И тут я не выдержал, внутри у меня что-то забурлило, всклокотало и комом подошло к горлу. На стене висела жёлтая панель переговорного устройства, я подошёл, нажал кнопку экстренного вызова машиниста и проговорил, шлёпая губами о металлическую решётку переговорника:
– Ты меня слышишь, возница?!
В динамике зашуршало.
– Тут черножопые раздухарились так, что хоть святых выноси! Примите меры! Зовите милицию. Пусть урезонивают. Сколько терпеть можно?!
– Какой вагон? – послышалось в ответ.
В вопросе я уловил нерусский акцент.
Вагон не знаю. Середина где-то.
На этом наш диалог закончился, а на следующей станции, действительно, в наш вагон вошли три милиционера.
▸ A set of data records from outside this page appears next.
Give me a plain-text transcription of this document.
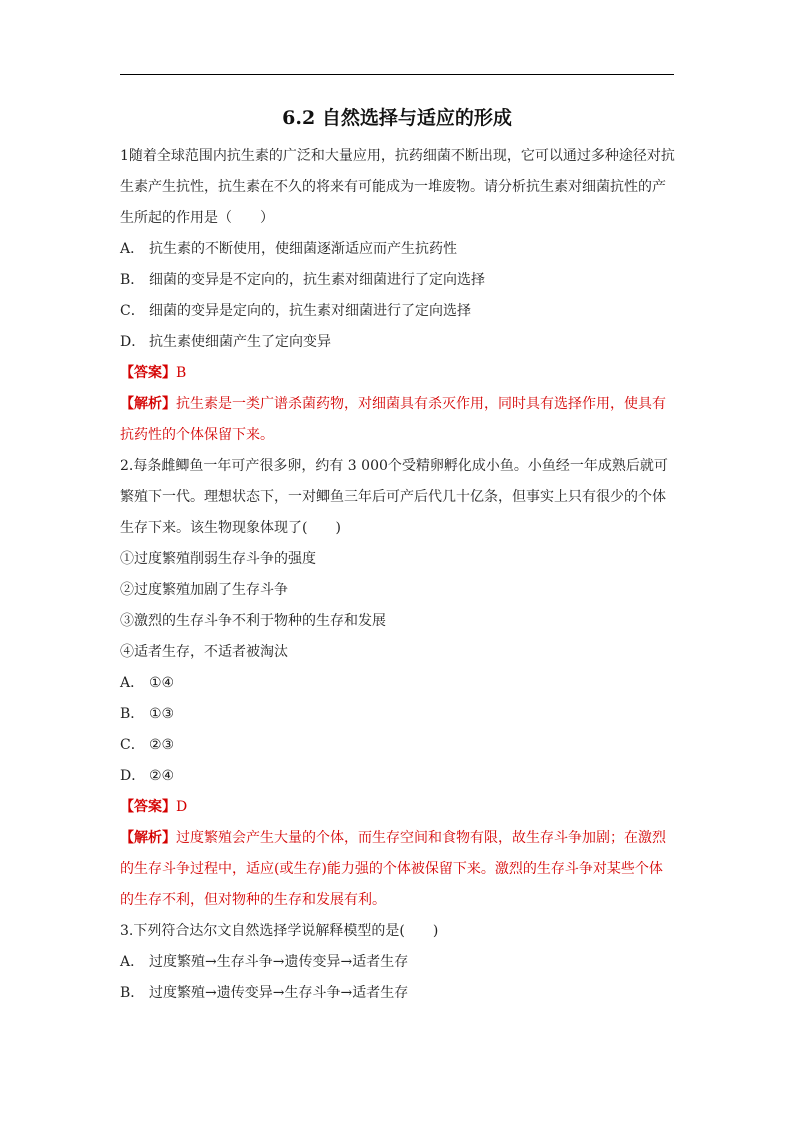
6.2 自然选择与适应的形成

1随着全球范围内抗生素的广泛和大量应用，抗药细菌不断出现，它可以通过多种途径对抗生素产生抗性，抗生素在不久的将来有可能成为一堆废物。请分析抗生素对细菌抗性的产生所起的作用是（　　）

A． 抗生素的不断使用，使细菌逐渐适应而产生抗药性

B． 细菌的变异是不定向的，抗生素对细菌进行了定向选择

C． 细菌的变异是定向的，抗生素对细菌进行了定向选择

D． 抗生素使细菌产生了定向变异

【答案】B

【解析】抗生素是一类广谱杀菌药物，对细菌具有杀灭作用，同时具有选择作用，使具有抗药性的个体保留下来。

2.每条雌鲫鱼一年可产很多卵，约有 3 000个受精卵孵化成小鱼。小鱼经一年成熟后就可繁殖下一代。理想状态下，一对鲫鱼三年后可产后代几十亿条，但事实上只有很少的个体生存下来。该生物现象体现了(　　)

①过度繁殖削弱生存斗争的强度

②过度繁殖加剧了生存斗争

③激烈的生存斗争不利于物种的生存和发展

④适者生存，不适者被淘汰

A． ①④

B． ①③

C． ②③

D． ②④

【答案】D

【解析】过度繁殖会产生大量的个体，而生存空间和食物有限，故生存斗争加剧；在激烈的生存斗争过程中，适应(或生存)能力强的个体被保留下来。激烈的生存斗争对某些个体的生存不利，但对物种的生存和发展有利。

3.下列符合达尔文自然选择学说解释模型的是(　　)

A． 过度繁殖→生存斗争→遗传变异→适者生存

B． 过度繁殖→遗传变异→生存斗争→适者生存
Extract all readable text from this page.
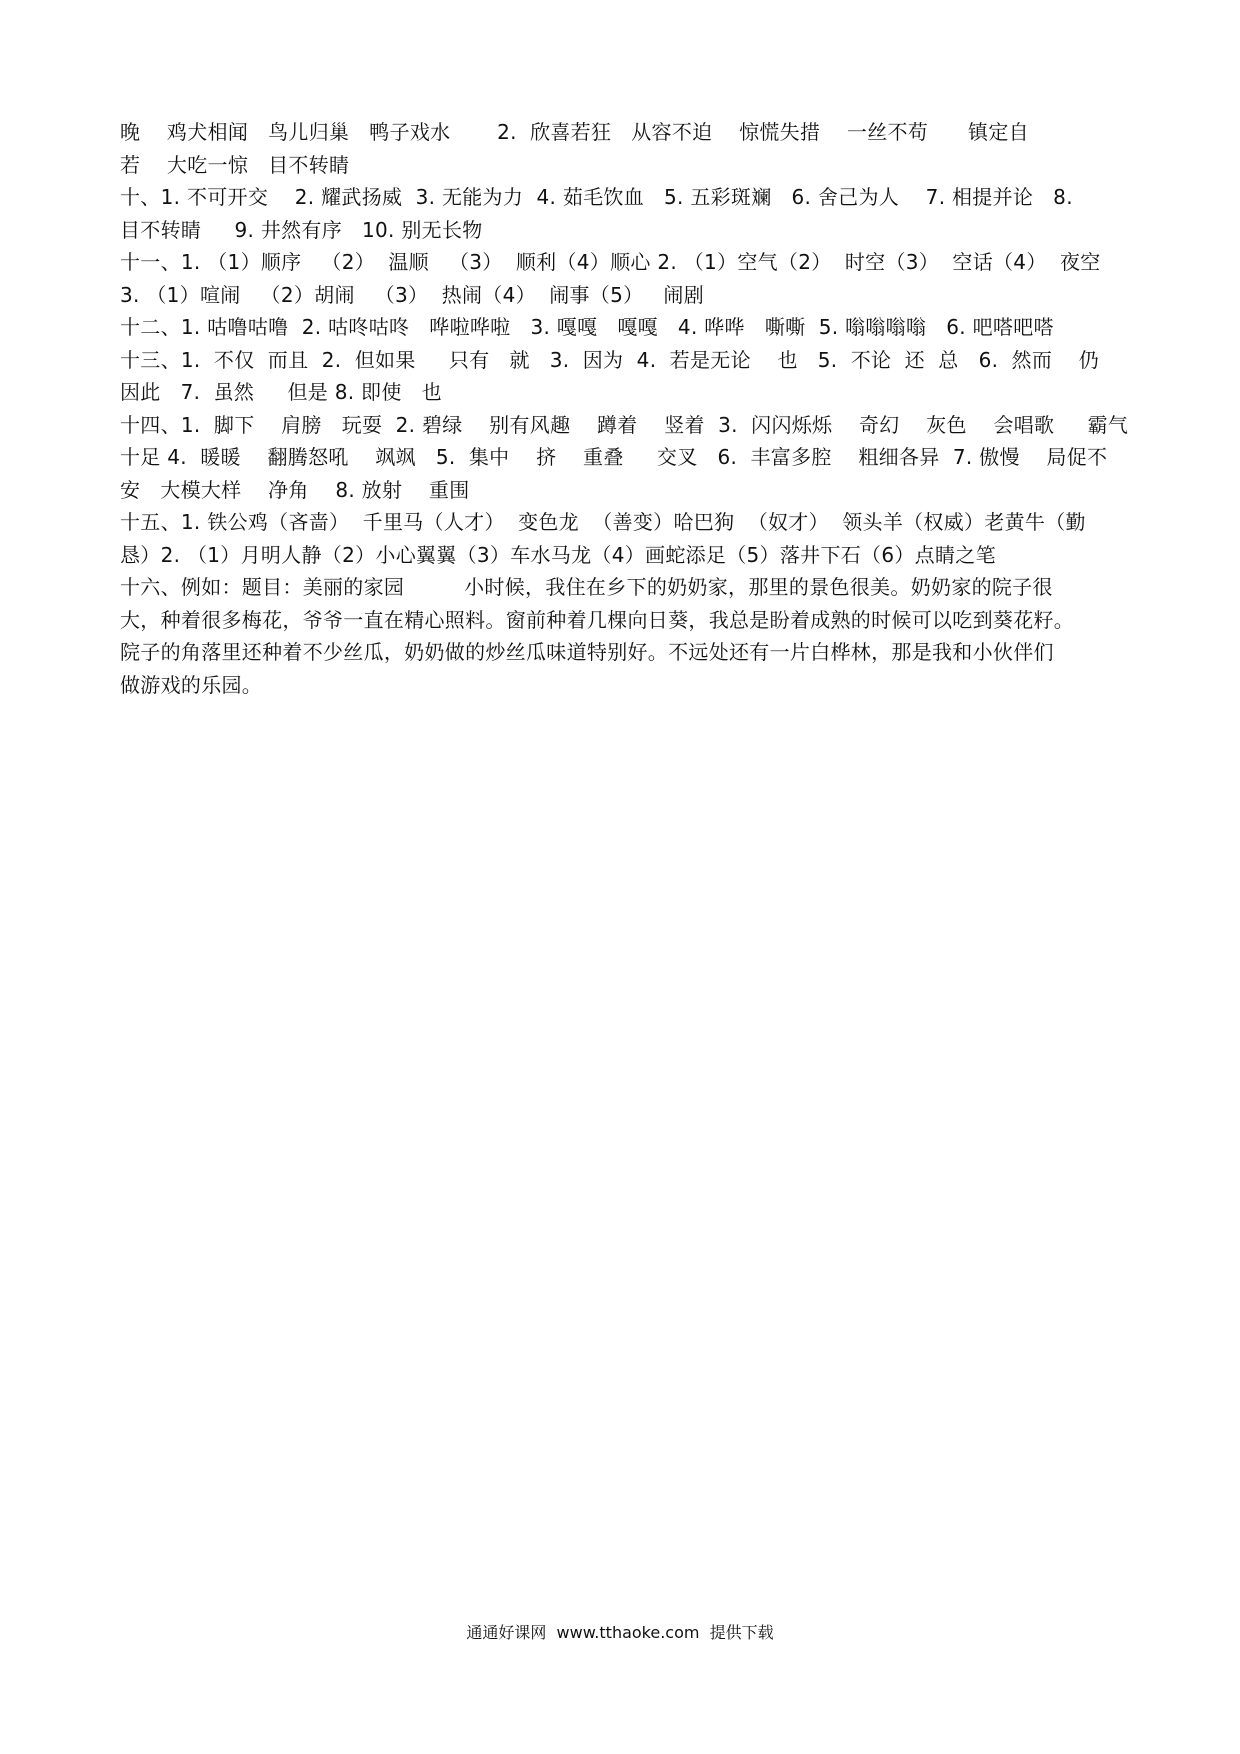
晚    鸡犬相闻   鸟儿归巢   鸭子戏水       2.  欣喜若狂   从容不迫    惊慌失措    一丝不苟      镇定自
若    大吃一惊   目不转睛
十、1. 不可开交    2. 耀武扬威  3. 无能为力  4. 茹毛饮血   5. 五彩斑斓   6. 舍己为人    7. 相提并论   8.
目不转睛     9. 井然有序   10. 别无长物
十一、1. （1）顺序   （2）  温顺   （3）  顺利（4）顺心 2. （1）空气（2）  时空（3）  空话（4）  夜空
3. （1）喧闹   （2）胡闹   （3）  热闹（4）  闹事（5）   闹剧
十二、1. 咕噜咕噜  2. 咕咚咕咚   哗啦哗啦   3. 嘎嘎   嘎嘎   4. 哗哗   嘶嘶  5. 嗡嗡嗡嗡   6. 吧嗒吧嗒
十三、1.  不仅  而且  2.  但如果     只有   就   3.  因为  4.  若是无论    也   5.  不论  还  总   6.  然而    仍
因此   7.  虽然     但是 8. 即使   也
十四、1.  脚下    肩膀   玩耍  2. 碧绿    别有风趣    蹲着    竖着  3.  闪闪烁烁    奇幻    灰色    会唱歌     霸气
十足 4.  暖暖    翻腾怒吼    飒飒   5.  集中    挤    重叠     交叉   6.  丰富多腔    粗细各异  7. 傲慢    局促不
安   大模大样    净角    8. 放射    重围
十五、1. 铁公鸡（吝啬）  千里马（人才）  变色龙  （善变）哈巴狗  （奴才）  领头羊（权威）老黄牛（勤
恳）2. （1）月明人静（2）小心翼翼（3）车水马龙（4）画蛇添足（5）落井下石（6）点睛之笔
十六、例如：题目：美丽的家园         小时候，我住在乡下的奶奶家，那里的景色很美。奶奶家的院子很
大，种着很多梅花，爷爷一直在精心照料。窗前种着几棵向日葵，我总是盼着成熟的时候可以吃到葵花籽。
院子的角落里还种着不少丝瓜，奶奶做的炒丝瓜味道特别好。不远处还有一片白桦林，那是我和小伙伴们
做游戏的乐园。
通通好课网  www.tthaoke.com  提供下载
На поясе наручники, в руках дубинки с приставной в бок рукояткой.  «Сработала экстренная связь с машинистом», – удовлетворённо подумал я.
– Кто буянит? – Спросил сержант с кавказским лицом.
– Ушли в соседний вагон, –  выронил сосед, показывая пальцем направление.
– Кто вызывал? – продолжил сержант.
– Я вызывал.
– Выйдем в тамбур, – кивнул облечённый властью милиционер, звякнув на повороте наручниками.
Я последовал за ним с недобрыми предчувствиями. Электричка тронулась, сержант задвинул двери в вагон и открыл переходную дверь. Тамбур сразу наполнился шумом колёс и лязгом буферов и сцепки. Двое других милиционеров стали за ним. Он приблизил ко мне своё налитое, как гранат, лицо и, обволакивая меня пустым взглядом своих масленичных глаз, громко спросил:
– Они тебя трогали?!
– Нет…
– Они к тебе приставали?!
– Да они!...
– Я спрашиваю: да или нет?   
– Нет, они ни к кому не приставали! Но…
– Они ни к кому не приставали, они никого не трогали, а ты, дорогой, зовёшь милицию. Что же они тебе плохого сделали? Ничего. Так вот, дорогой, получай для профилактики от меня привет за ложный  вызов.
И он, взяв свою дубинку за поперечную ручку, с силой ткнул меня торцом под дых. Пока я отходил от боли, он добавил:
– Скажи спасибо, что моя смена, а не моего брата. Он бы тебе сделал козью рожу. Да ещё бы в участок отвёл. А там за сопротивление властям тебе ещё и срок бы припаяли. Так что, считай, хорошо отделался, беложопый брат.
И он надолго прищурил один глаз, сведя в узкую мясистую щель свою лоснящуюся гранатом щеку и чёрную кавказскую бровь.